Prédiction du site actif (jaune) d’une enzyme (gris) impliquée dans la biosynthèse des acides gras (rouge-violet-bleu) Binaire, CC BY

Autour de l'informatique : réinventer la biologie

Prédiction du site actif (jaune) d’une enzyme (gris) impliquée dans la biosynthèse des acides gras (rouge-violet-bleu) Binaire, CC BY

Un nouvel « Entretien autour de l’informatique » : Serge Abiteboul et Claire Mathieu interviewent Alessandra Carbone, professeure au département d’informatique de l'université Pierre et Marie Curie. Alessandra dirige le laboratoire de biologie computationnelle et quantitative, qui étudie le fonctionnement et l’évolution des systèmes biologiques. Elle nous parle de bioinformatique. Cet article est publié en collaboration avec le Blog Binaire.


Alessandra Carbone. Binaire, CC BY

Binaire : comment devient-on bioinformaticienne ?

Alessandra Carbone : j’ai suivi des études en informatique et mathématiques. Je travaillais sur des problèmes de logique mathématique et complexité d’algorithmes, avec un regard à la fois combinatoire et géométrique. Ce qui m’intéressait alors était de trouver des « langages » nouveaux pour pouvoir reformuler des questions de théorie de la complexité. C’est en partie pour cette raison que j’ai commencé à suivre des séminaires de biologie, et que j’ai été attirée par les structures moléculaires.
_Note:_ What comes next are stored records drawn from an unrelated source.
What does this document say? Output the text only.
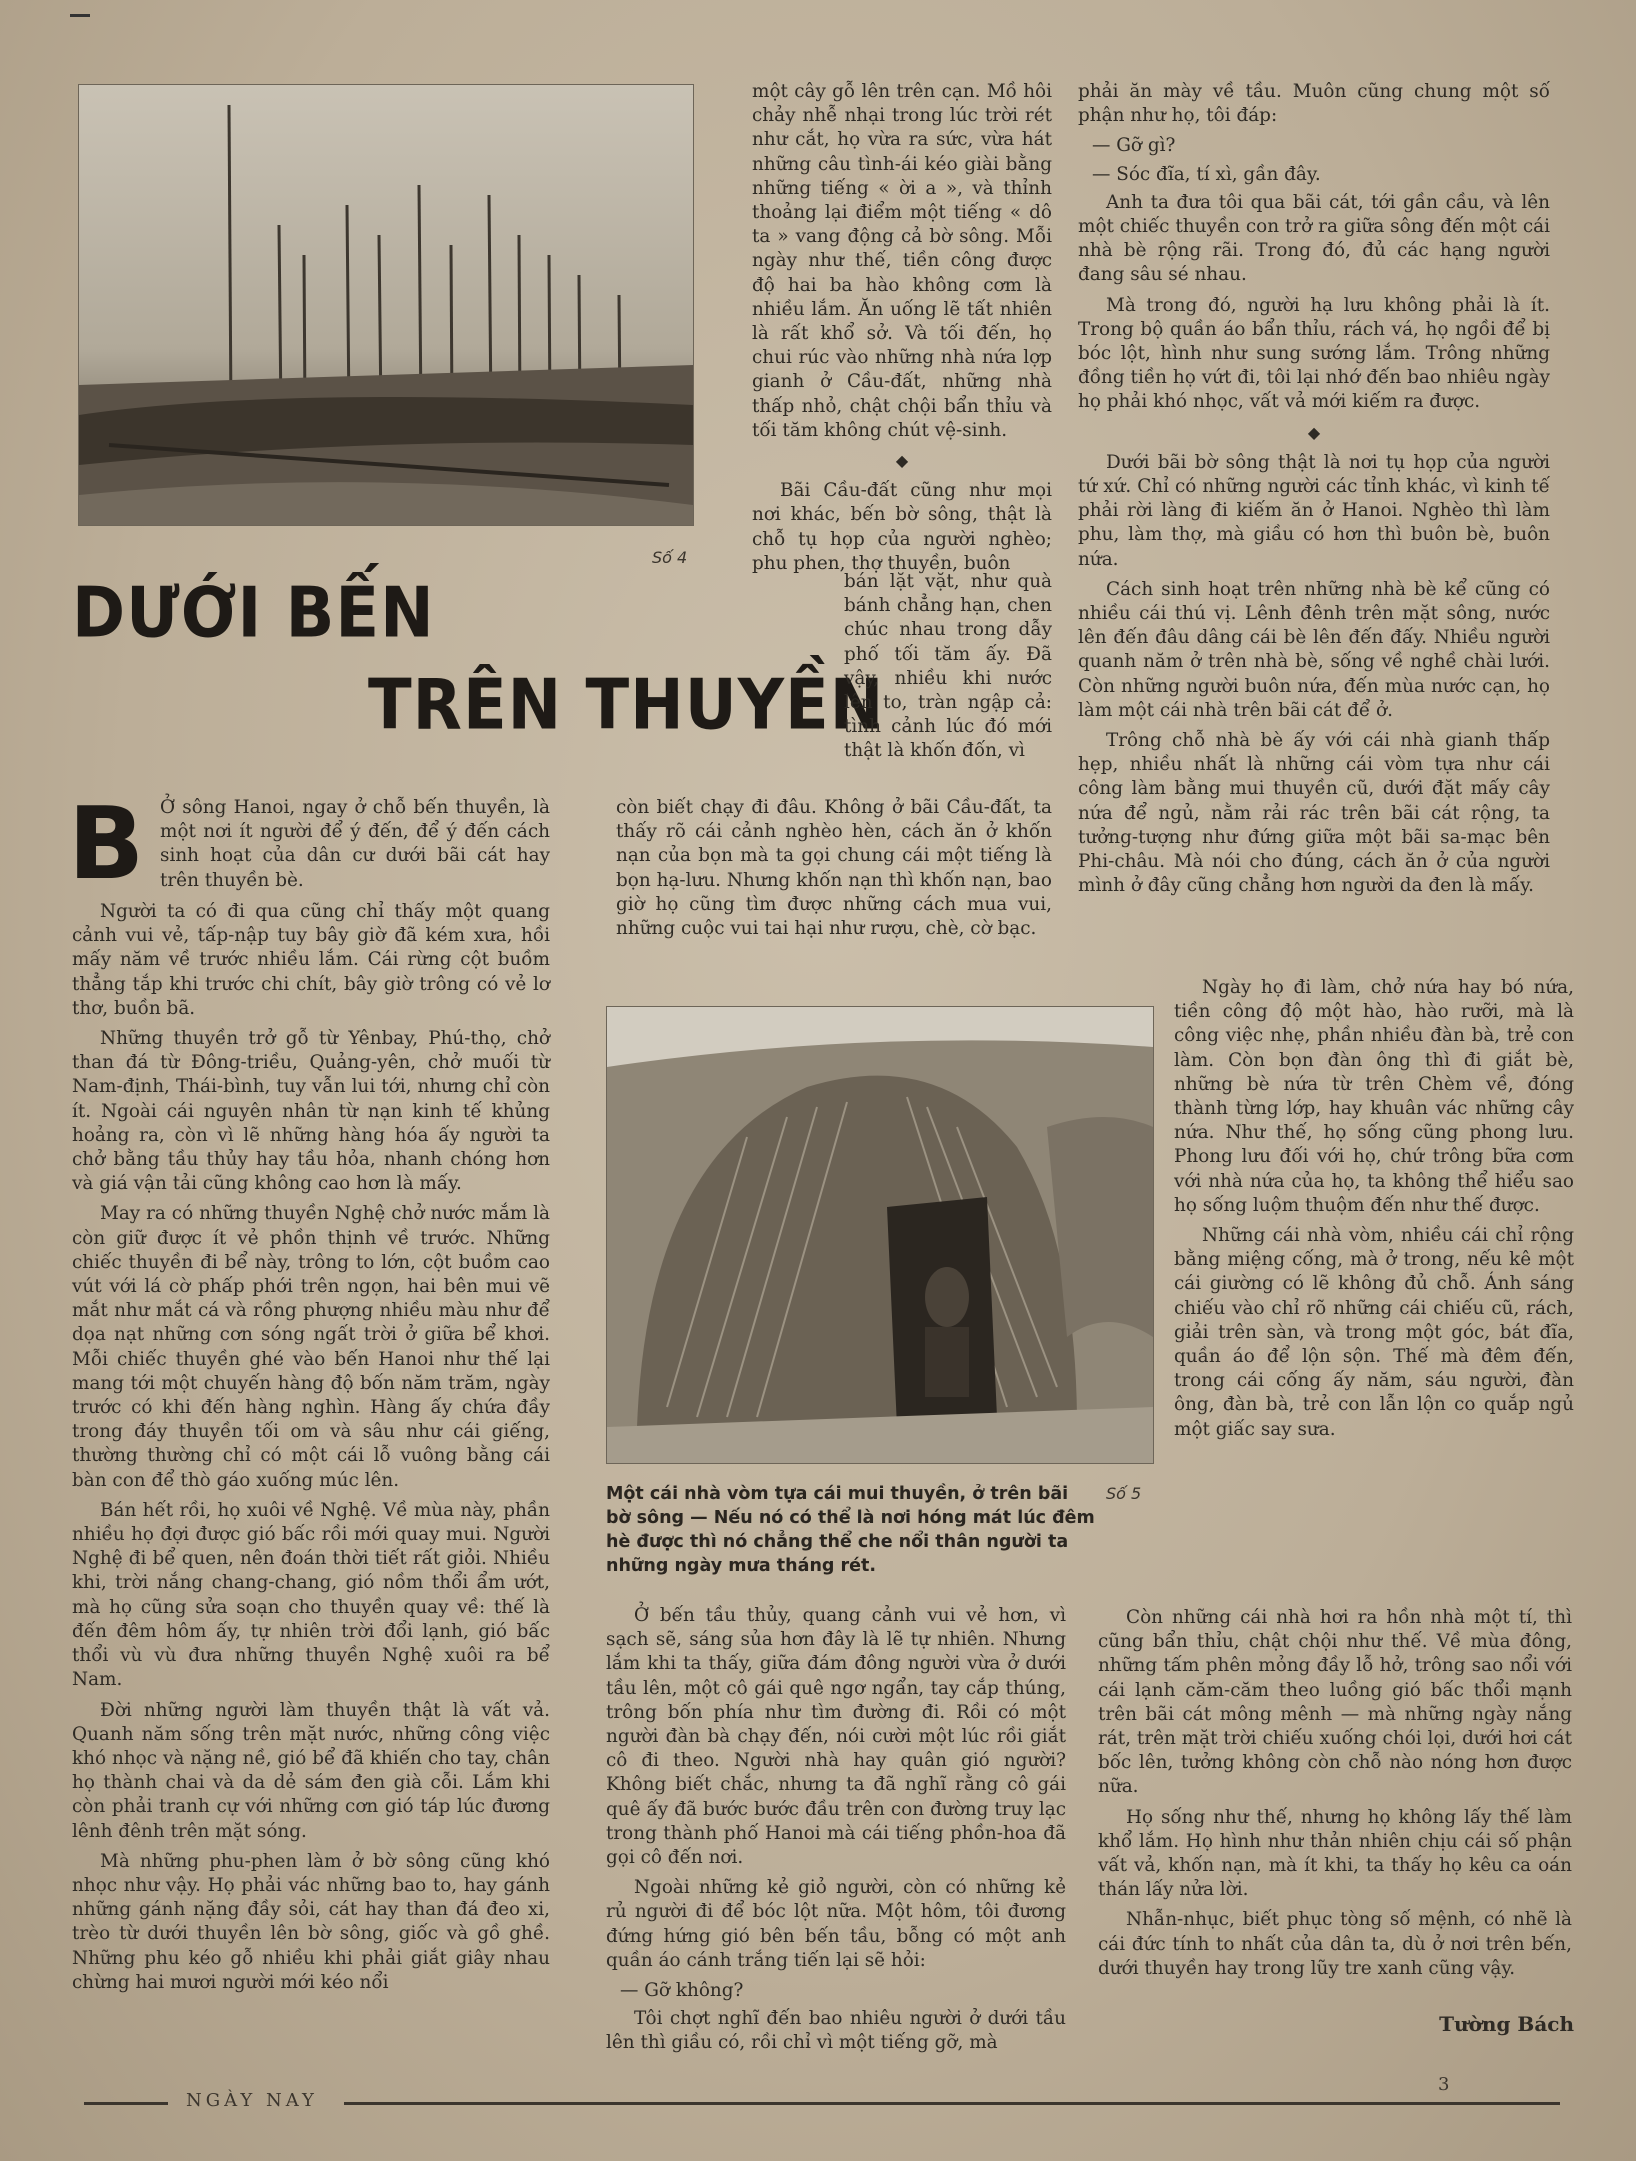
Số 4
DƯỚI BẾN
TRÊN THUYỀN
B Ở sông Hanoi, ngay ở chỗ bến thuyền, là một nơi ít người để ý đến, để ý đến cách sinh hoạt của dân cư dưới bãi cát hay trên thuyền bè.

Người ta có đi qua cũng chỉ thấy một quang cảnh vui vẻ, tấp-nập tuy bây giờ đã kém xưa, hồi mấy năm về trước nhiều lắm. Cái rừng cột buồm thẳng tắp khi trước chi chít, bây giờ trông có vẻ lơ thơ, buồn bã.

Những thuyền trở gỗ từ Yênbay, Phú-thọ, chở than đá từ Đông-triều, Quảng-yên, chở muối từ Nam-định, Thái-bình, tuy vẫn lui tới, nhưng chỉ còn ít. Ngoài cái nguyên nhân từ nạn kinh tế khủng hoảng ra, còn vì lẽ những hàng hóa ấy người ta chở bằng tầu thủy hay tầu hỏa, nhanh chóng hơn và giá vận tải cũng không cao hơn là mấy.

May ra có những thuyền Nghệ chở nước mắm là còn giữ được ít vẻ phồn thịnh về trước. Những chiếc thuyền đi bể này, trông to lớn, cột buồm cao vút với lá cờ phấp phới trên ngọn, hai bên mui vẽ mắt như mắt cá và rồng phượng nhiều màu như để dọa nạt những cơn sóng ngất trời ở giữa bể khơi. Mỗi chiếc thuyền ghé vào bến Hanoi như thế lại mang tới một chuyến hàng độ bốn năm trăm, ngày trước có khi đến hàng nghìn. Hàng ấy chứa đầy trong đáy thuyền tối om và sâu như cái giếng, thường thường chỉ có một cái lỗ vuông bằng cái bàn con để thò gáo xuống múc lên.

Bán hết rồi, họ xuôi về Nghệ. Về mùa này, phần nhiều họ đợi được gió bấc rồi mới quay mui. Người Nghệ đi bể quen, nên đoán thời tiết rất giỏi. Nhiều khi, trời nắng chang-chang, gió nồm thổi ẩm ướt, mà họ cũng sửa soạn cho thuyền quay về: thế là đến đêm hôm ấy, tự nhiên trời đổi lạnh, gió bấc thổi vù vù đưa những thuyền Nghệ xuôi ra bể Nam.

Đời những người làm thuyền thật là vất vả. Quanh năm sống trên mặt nước, những công việc khó nhọc và nặng nề, gió bể đã khiến cho tay, chân họ thành chai và da dẻ sám đen già cỗi. Lắm khi còn phải tranh cự với những cơn gió táp lúc đương lênh đênh trên mặt sóng.

Mà những phu-phen làm ở bờ sông cũng khó nhọc như vậy. Họ phải vác những bao to, hay gánh những gánh nặng đầy sỏi, cát hay than đá đeo xi, trèo từ dưới thuyền lên bờ sông, giốc và gồ ghề. Những phu kéo gỗ nhiều khi phải giắt giây nhau chừng hai mươi người mới kéo nổi

một cây gỗ lên trên cạn. Mồ hôi chảy nhễ nhại trong lúc trời rét như cắt, họ vừa ra sức, vừa hát những câu tình-ái kéo giài bằng những tiếng « ời a », và thỉnh thoảng lại điểm một tiếng « dô ta » vang động cả bờ sông. Mỗi ngày như thế, tiền công được độ hai ba hào không cơm là nhiều lắm. Ăn uống lẽ tất nhiên là rất khổ sở. Và tối đến, họ chui rúc vào những nhà nứa lợp gianh ở Cầu-đất, những nhà thấp nhỏ, chật chội bẩn thỉu và tối tăm không chút vệ-sinh.

◆

Bãi Cầu-đất cũng như mọi nơi khác, bến bờ sông, thật là chỗ tụ họp của người nghèo; phu phen, thợ thuyền, buôn

bán lặt vặt, như quà bánh chẳng hạn, chen chúc nhau trong dẫy phố tối tăm ấy. Đã vậy, nhiều khi nước lên to, tràn ngập cả: tình cảnh lúc đó mới thật là khốn đốn, vì

còn biết chạy đi đâu. Không ở bãi Cầu-đất, ta thấy rõ cái cảnh nghèo hèn, cách ăn ở khốn nạn của bọn mà ta gọi chung cái một tiếng là bọn hạ-lưu. Nhưng khốn nạn thì khốn nạn, bao giờ họ cũng tìm được những cách mua vui, những cuộc vui tai hại như rượu, chè, cờ bạc.

Số 5
Một cái nhà vòm tựa cái mui thuyền, ở trên bãi bờ sông — Nếu nó có thể là nơi hóng mát lúc đêm hè được thì nó chẳng thể che nổi thân người ta những ngày mưa tháng rét.

Ở bến tầu thủy, quang cảnh vui vẻ hơn, vì sạch sẽ, sáng sủa hơn đây là lẽ tự nhiên. Nhưng lắm khi ta thấy, giữa đám đông người vừa ở dưới tầu lên, một cô gái quê ngơ ngẩn, tay cắp thúng, trông bốn phía như tìm đường đi. Rồi có một người đàn bà chạy đến, nói cười một lúc rồi giắt cô đi theo. Người nhà hay quân gió người? Không biết chắc, nhưng ta đã nghĩ rằng cô gái quê ấy đã bước bước đầu trên con đường truy lạc trong thành phố Hanoi mà cái tiếng phồn-hoa đã gọi cô đến nơi.

Ngoài những kẻ giỏ người, còn có những kẻ rủ người đi để bóc lột nữa. Một hôm, tôi đương đứng hứng gió bên bến tầu, bỗng có một anh quần áo cánh trắng tiến lại sẽ hỏi:

— Gỡ không?

Tôi chợt nghĩ đến bao nhiêu người ở dưới tầu lên thì giầu có, rồi chỉ vì một tiếng gỡ, mà

phải ăn mày về tầu. Muôn cũng chung một số phận như họ, tôi đáp:

— Gỡ gì?

— Sóc đĩa, tí xì, gần đây.

Anh ta đưa tôi qua bãi cát, tới gần cầu, và lên một chiếc thuyền con trở ra giữa sông đến một cái nhà bè rộng rãi. Trong đó, đủ các hạng người đang sâu sé nhau.

Mà trong đó, người hạ lưu không phải là ít. Trong bộ quần áo bẩn thỉu, rách vá, họ ngồi để bị bóc lột, hình như sung sướng lắm. Trông những đồng tiền họ vứt đi, tôi lại nhớ đến bao nhiêu ngày họ phải khó nhọc, vất vả mới kiếm ra được.

◆

Dưới bãi bờ sông thật là nơi tụ họp của người tứ xứ. Chỉ có những người các tỉnh khác, vì kinh tế phải rời làng đi kiếm ăn ở Hanoi. Nghèo thì làm phu, làm thợ, mà giầu có hơn thì buôn bè, buôn nứa.

Cách sinh hoạt trên những nhà bè kể cũng có nhiều cái thú vị. Lênh đênh trên mặt sông, nước lên đến đâu dâng cái bè lên đến đấy. Nhiều người quanh năm ở trên nhà bè, sống về nghề chài lưới. Còn những người buôn nứa, đến mùa nước cạn, họ làm một cái nhà trên bãi cát để ở.

Trông chỗ nhà bè ấy với cái nhà gianh thấp hẹp, nhiều nhất là những cái vòm tựa như cái công làm bằng mui thuyền cũ, dưới đặt mấy cây nứa để ngủ, nằm rải rác trên bãi cát rộng, ta tưởng-tượng như đứng giữa một bãi sa-mạc bên Phi-châu. Mà nói cho đúng, cách ăn ở của người mình ở đây cũng chẳng hơn người da đen là mấy.

Ngày họ đi làm, chở nứa hay bó nứa, tiền công độ một hào, hào rưỡi, mà là công việc nhẹ, phần nhiều đàn bà, trẻ con làm. Còn bọn đàn ông thì đi giắt bè, những bè nứa từ trên Chèm về, đóng thành từng lớp, hay khuân vác những cây nứa. Như thế, họ sống cũng phong lưu. Phong lưu đối với họ, chứ trông bữa cơm với nhà nứa của họ, ta không thể hiểu sao họ sống luộm thuộm đến như thế được.

Những cái nhà vòm, nhiều cái chỉ rộng bằng miệng cống, mà ở trong, nếu kê một cái giường có lẽ không đủ chỗ. Ánh sáng chiếu vào chỉ rõ những cái chiếu cũ, rách, giải trên sàn, và trong một góc, bát đĩa, quần áo để lộn sộn. Thế mà đêm đến, trong cái cống ấy năm, sáu người, đàn ông, đàn bà, trẻ con lẫn lộn co quắp ngủ một giấc say sưa.

Còn những cái nhà hơi ra hồn nhà một tí, thì cũng bẩn thỉu, chật chội như thế. Về mùa đông, những tấm phên mỏng đầy lỗ hở, trông sao nổi với cái lạnh căm-căm theo luồng gió bấc thổi mạnh trên bãi cát mông mênh — mà những ngày nắng rát, trên mặt trời chiếu xuống chói lọi, dưới hơi cát bốc lên, tưởng không còn chỗ nào nóng hơn được nữa.

Họ sống như thế, nhưng họ không lấy thế làm khổ lắm. Họ hình như thản nhiên chịu cái số phận vất vả, khốn nạn, mà ít khi, ta thấy họ kêu ca oán thán lấy nửa lời.

Nhẫn-nhục, biết phục tòng số mệnh, có nhẽ là cái đức tính to nhất của dân ta, dù ở nơi trên bến, dưới thuyền hay trong lũy tre xanh cũng vậy.

Tường Bách
NGÀY NAY
3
J’ai découvert tout d’abord le monde de l’ADN. Le codage de l’ADN pose des problèmes algorithmiques passionnants.

Protéine avec ses sites de liaison (jaune) à deux partenaires (bleu) Binaire, CC BY

Tes premiers travaux portaient sur la construction de ces structures complexes ?

AC : Mes premiers travaux à l’interface avec la biologie portaient sur la construction de structures d’ADN en trois dimensions, notamment en collaboration avec Ned Seeman, le père des nanotechnologies ADN. Il s’agissait d’un travail théorique, pionnier, qui a été suivi de premières expériences en laboratoire 10 ans après ! Nous avons imaginé disposer d’une sorte de Lego qui, à partir de brins d’ADN interagissant entre eux, nous permettrait de programmer la construction de structures moléculaires tridimensionnelles complexes avec des formes et des propriétés spécifiques.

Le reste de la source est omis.